Club sports undergo changes in funding distribution
After a long evaluative process last year by the Student Assembly that included a report from the newly-created Club Sports Commission, this fall has seen marked differences in the way club sports is run. While the athletic department and Assembly have been encouraged by the changes, there are still issues that remain unresolved that both organizations will be working to improve.
College President James Wright again allocated $30,000 from his discretionary budget to club sports, doubling the original budget and providing much-needed financial support to a department that supports 29 different club sports.
However, unlike last year, when all of the extra funds were earmarked for expenses for teams advancing to postseason play, this year funding has been shifted slightly to allow for more support of teams while they are in-season.
Another change from last year is the funding structure for each club team, which has been altered in an effort to ensure fairer distribution of funds and to encourage teams to help themselves through fundraising and other means.
A year ago, every team was allocated some initial budget from club sports and then had to fundraise to make up the difference between budget and expense or otherwise pay out of pocket.
Now, all teams have a baseline amount of funding from club sports. Club sports will then provide additional funding to teams with less outside support, such as those that do not have a "friends account," through which a team can get money from alumni and parents who wish to donate to the team. Teams also have their dues and fundraising efforts matched on a percentage basis by club sports, rewarding teams that help themselves.
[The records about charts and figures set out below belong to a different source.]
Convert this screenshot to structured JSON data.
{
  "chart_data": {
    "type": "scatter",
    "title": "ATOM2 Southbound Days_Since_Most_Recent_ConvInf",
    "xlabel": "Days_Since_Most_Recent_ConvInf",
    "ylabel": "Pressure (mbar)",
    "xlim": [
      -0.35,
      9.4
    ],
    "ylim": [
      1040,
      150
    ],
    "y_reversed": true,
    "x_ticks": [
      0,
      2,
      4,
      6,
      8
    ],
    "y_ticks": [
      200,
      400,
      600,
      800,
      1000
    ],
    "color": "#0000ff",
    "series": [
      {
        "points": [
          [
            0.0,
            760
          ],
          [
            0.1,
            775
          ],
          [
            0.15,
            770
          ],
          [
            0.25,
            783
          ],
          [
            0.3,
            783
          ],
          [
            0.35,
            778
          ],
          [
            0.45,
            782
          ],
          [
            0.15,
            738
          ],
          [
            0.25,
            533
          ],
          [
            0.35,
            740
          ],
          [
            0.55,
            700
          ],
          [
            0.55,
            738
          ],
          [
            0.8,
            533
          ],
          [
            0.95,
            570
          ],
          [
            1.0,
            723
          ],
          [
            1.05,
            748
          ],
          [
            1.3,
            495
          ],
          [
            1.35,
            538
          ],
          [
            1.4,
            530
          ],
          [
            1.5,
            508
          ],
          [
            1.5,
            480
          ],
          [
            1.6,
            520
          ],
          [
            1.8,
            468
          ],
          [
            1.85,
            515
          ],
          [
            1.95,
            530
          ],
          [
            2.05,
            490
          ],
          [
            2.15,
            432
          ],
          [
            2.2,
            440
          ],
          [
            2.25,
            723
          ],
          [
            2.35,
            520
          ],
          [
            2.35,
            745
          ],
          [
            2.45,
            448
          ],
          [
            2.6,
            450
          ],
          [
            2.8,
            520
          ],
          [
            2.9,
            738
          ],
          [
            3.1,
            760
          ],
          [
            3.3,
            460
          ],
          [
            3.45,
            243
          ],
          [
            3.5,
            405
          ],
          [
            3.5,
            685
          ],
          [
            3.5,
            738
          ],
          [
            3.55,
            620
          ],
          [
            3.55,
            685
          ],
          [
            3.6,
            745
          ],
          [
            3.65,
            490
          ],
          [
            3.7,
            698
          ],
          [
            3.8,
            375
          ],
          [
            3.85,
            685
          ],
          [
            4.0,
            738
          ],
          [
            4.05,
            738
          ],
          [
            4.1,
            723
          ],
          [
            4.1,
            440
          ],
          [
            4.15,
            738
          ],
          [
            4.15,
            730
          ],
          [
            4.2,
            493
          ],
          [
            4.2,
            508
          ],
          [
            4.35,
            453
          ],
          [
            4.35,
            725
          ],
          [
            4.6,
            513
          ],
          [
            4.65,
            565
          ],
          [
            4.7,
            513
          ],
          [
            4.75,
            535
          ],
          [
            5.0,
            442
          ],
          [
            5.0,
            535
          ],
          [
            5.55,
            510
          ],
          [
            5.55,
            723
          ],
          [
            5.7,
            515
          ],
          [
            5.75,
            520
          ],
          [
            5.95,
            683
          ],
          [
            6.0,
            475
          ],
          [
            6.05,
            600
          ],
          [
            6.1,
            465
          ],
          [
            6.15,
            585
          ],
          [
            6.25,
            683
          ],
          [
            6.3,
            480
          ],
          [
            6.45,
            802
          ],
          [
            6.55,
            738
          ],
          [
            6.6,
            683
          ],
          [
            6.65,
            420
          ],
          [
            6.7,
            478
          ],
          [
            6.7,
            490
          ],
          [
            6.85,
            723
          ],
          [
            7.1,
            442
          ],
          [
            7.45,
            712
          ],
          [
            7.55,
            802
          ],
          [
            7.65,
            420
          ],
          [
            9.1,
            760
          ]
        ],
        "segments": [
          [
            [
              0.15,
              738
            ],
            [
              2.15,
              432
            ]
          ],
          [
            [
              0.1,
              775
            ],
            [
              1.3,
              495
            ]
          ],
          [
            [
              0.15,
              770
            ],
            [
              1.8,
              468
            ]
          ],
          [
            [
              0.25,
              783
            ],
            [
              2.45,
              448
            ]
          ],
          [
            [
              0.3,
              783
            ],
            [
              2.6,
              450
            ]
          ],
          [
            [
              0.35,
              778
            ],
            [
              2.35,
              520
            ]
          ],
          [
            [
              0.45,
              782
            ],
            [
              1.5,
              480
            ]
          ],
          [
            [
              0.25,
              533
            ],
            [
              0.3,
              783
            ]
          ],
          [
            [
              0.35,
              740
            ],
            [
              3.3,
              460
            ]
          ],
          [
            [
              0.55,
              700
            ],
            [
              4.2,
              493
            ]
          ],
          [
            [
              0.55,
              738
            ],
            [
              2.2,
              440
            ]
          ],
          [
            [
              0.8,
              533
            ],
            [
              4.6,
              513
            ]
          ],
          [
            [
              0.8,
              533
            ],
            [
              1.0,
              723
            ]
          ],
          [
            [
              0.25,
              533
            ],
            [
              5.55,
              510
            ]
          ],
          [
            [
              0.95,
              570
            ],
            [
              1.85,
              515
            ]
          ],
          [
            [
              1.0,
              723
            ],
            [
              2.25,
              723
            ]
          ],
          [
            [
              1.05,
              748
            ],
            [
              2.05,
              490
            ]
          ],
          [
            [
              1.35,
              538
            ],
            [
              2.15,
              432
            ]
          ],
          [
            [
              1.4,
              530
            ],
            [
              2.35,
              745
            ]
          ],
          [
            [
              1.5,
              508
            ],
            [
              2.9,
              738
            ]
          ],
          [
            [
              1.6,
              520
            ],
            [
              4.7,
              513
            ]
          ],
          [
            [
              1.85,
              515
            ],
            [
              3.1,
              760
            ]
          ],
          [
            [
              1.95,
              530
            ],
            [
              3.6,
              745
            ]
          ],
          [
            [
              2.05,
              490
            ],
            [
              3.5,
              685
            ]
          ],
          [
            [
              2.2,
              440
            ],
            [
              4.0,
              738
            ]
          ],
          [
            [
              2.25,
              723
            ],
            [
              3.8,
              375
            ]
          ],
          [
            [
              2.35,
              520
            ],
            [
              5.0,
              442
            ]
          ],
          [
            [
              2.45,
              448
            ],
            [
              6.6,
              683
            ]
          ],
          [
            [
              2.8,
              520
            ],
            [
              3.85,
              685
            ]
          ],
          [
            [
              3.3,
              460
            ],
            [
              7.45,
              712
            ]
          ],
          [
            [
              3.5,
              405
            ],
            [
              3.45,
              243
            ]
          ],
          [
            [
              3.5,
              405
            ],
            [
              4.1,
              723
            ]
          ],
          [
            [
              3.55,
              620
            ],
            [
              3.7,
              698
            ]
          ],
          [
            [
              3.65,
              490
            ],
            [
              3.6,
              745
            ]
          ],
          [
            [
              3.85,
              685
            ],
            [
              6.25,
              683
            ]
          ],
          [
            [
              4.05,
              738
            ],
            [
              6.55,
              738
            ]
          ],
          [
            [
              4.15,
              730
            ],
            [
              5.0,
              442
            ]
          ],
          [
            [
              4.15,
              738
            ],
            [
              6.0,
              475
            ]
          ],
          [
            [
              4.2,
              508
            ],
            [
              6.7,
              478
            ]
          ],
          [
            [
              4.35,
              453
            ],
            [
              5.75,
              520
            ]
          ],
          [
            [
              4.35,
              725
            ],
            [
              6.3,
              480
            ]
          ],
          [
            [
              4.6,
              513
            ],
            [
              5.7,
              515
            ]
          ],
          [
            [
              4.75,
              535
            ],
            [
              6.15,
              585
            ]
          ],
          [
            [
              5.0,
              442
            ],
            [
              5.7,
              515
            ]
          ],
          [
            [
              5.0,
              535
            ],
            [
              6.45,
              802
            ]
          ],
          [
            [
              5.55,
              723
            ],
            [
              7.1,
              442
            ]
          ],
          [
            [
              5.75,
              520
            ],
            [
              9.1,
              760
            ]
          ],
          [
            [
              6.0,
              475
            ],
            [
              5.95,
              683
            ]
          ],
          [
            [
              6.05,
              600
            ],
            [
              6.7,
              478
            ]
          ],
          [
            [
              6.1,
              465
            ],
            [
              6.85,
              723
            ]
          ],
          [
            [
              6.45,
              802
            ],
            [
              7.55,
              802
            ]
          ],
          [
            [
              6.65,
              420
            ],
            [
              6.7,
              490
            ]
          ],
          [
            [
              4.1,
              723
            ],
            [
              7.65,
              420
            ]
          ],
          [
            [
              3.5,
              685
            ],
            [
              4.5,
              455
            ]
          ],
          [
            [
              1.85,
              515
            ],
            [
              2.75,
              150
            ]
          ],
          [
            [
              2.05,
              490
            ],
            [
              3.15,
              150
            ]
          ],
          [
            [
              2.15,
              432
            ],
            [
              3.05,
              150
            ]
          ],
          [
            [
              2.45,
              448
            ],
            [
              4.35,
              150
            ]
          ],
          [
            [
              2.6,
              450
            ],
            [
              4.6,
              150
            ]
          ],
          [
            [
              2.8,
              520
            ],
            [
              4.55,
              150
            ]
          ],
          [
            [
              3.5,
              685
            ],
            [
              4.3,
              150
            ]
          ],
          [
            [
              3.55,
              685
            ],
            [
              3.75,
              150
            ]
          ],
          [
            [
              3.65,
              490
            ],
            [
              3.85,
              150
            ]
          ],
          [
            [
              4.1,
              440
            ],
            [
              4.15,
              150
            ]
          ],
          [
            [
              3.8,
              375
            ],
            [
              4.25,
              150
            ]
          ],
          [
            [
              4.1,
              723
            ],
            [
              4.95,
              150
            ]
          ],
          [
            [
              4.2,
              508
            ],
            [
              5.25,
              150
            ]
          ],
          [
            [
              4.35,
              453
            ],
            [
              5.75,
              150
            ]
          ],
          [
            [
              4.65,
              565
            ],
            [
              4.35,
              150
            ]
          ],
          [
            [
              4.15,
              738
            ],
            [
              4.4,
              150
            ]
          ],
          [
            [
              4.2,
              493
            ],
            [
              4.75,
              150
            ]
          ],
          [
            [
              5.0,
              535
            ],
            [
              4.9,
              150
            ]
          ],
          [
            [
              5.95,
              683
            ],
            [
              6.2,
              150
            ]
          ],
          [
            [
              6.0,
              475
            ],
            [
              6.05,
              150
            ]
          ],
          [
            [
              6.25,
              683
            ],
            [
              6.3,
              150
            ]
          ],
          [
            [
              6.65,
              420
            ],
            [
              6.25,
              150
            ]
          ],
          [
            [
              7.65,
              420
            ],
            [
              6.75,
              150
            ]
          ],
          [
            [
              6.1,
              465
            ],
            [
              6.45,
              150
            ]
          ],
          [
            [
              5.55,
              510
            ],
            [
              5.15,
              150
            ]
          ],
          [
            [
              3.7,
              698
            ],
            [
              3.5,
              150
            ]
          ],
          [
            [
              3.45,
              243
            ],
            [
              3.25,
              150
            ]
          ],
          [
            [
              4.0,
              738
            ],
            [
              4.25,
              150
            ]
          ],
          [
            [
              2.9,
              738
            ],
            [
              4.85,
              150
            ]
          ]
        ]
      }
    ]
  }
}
"We did some distribution equally," said Assistant Director of Athletics Joann Brislin. "Every sport got a baseline [amount] that was equal, and then, distributing funds equitably, we took into account whether or not a team had an additional source. Also, we want to encourage teams to do some of their own resource-earning through dues and fundraising, and they will be allocated additional funds on top of the self-generated funds.
"There's a little bit of helping everybody, a little bit of helping those who help themselves. Teams that have more opportunity for resources have a little less from us; teams that have less have more from us."
In addition to the baseline and matching funds provided, teams can apply to receive additional funds from a $20,000 pool for specific events, such as travel to and from a tournament. Teams submit proposals to an approval committee of student club athlete volunteers. The committee deliberates over each individual request and will submit a recommendation to Brislin, who will have final say on whether or not a team receives additional funding from the pool.
Brislin was quick to stress that the committee is still a work in progress. "We want to have more student input, have more club student leader input," said Brislin, "so it'll be an advisory board ... it's new, so it's exciting, but we're going to make this a work in progress, and adjust as we see fit."
Assembly's Club Sports Commission, while happy to see progress being made, is still unsatisfied with the current state of affairs in club sports, and will be working and lobbying in an effort to help further improve a group that can claim nearly one-fourth of Dartmouth students in its ranks.
"While there have been significant improvements this year, there are still many issues that face club sports," said Josh Jacobson '09, co-chair of the CSC. "Some of our goals for this year are to have the $30,000 dollars given the past two years from President Wright's discretionary fund permanently endowed, to increase the budget for club sports and to increase facility times in Leverone [Field House] for club sports."